# Doradenfilet vom Grill



## Honeyball (22. Juni 2008)

Gestern hatten wir die Idee, mal wieder Fisch statt Fleisch zu grillen. Da aber gerade nix Frisches vorrätig war und am Samstagnachmittag auch nichts zu bekommen war, was sich an das Wasser wenigstens noch erinnern konnte, haben wir der Einfachheit halber gefrorene Doradenfilets mit Haut gekauft. Diese tauen bei den aktuellen Temperaturen schnell und problemlos auf, wenn man sie mal kurz mit warmen Wasser abspült und trockentupft.

Zutaten (für 1000g Doradenfilets):
1 Rolle fertige Zitronenbutter
2 Knoblauchzehen
ca. 1/8 Liter trockener Weißwein (Müller-Thurgau aus Franken war's diesmal)
1 Salbeiblatt
etwas frische Petersilie
Salz, Pfeffer

Die Zitronenbutter etwas erwärmen, die 2 gepressten Knoblauchzehen, die gehackten Kräuter und etwas schwarzen Pfeffer hinzugeben. Mit dem Weißwein verrühren und mit wenig Salz abschmecken.
Die Doradenfilets auf Alufolie auslegen (Hautseite nach unten) und die Oberseite mit der vorbereiteten Masse einstreichen.
Die belegte Alufolie auf den richtig heißen Grill legen und solange grillen, bis die Buttermasse geschmolzen und die Fischoberseite gar ist (Gabelprobe!)
Im geschlossenen Lavastein-Gasgrill dauerte das gestern ca. 5-6 Minuten.
Auf dem offenen Grill sicherlich ein klein wenig länger.
Die unbehandelte Fischhaut brennt sich jetzt auf der Alufolie fest. Das fertig gegarte Fischfilet kann so mit einem Pfannenwender einfach von der Haut abgehoben und direkt auf die Teller gelegt werden.

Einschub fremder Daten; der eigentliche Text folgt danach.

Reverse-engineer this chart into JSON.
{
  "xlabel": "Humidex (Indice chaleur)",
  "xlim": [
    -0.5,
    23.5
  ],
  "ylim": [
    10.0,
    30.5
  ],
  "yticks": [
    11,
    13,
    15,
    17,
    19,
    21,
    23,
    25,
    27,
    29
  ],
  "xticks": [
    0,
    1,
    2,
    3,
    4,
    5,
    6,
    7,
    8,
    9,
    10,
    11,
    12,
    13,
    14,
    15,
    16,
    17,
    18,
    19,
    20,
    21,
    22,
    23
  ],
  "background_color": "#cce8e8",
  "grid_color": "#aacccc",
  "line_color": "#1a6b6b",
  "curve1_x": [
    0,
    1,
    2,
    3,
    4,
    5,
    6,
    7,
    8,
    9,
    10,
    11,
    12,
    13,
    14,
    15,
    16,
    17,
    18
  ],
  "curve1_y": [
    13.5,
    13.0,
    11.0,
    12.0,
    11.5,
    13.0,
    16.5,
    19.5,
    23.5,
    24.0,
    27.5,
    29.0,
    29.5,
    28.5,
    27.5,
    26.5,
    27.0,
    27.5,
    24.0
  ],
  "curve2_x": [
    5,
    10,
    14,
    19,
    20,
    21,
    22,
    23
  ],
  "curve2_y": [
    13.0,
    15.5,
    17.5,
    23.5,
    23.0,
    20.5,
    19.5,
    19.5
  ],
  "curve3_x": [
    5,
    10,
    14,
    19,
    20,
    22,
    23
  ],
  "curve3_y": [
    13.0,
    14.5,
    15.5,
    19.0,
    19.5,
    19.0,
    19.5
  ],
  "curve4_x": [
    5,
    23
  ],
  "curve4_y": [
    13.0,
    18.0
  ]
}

Diese Technik dürfte auch mit anderen nicht zu dicken Filets mit Haut bestens funktionieren...


----------



## djoerni (22. Juni 2008)

*AW: Doradenfilet vom Grill*

das hört sich ja superlecker an!


----------



## alberto mattle (4. Juli 2008)

*AW: Doradenfilet vom Grill*

Hab ich gestern ausprobiert! Superlecker! Gruß aus Hamburg - Alberto Mattle


----------



## Pikepauly (4. Juli 2008)

*AW: Doradenfilet vom Grill*

Genauso machen wir es mit Zanderfilets.
Einfach und lecker!
Kann man nur empfehlen.


----------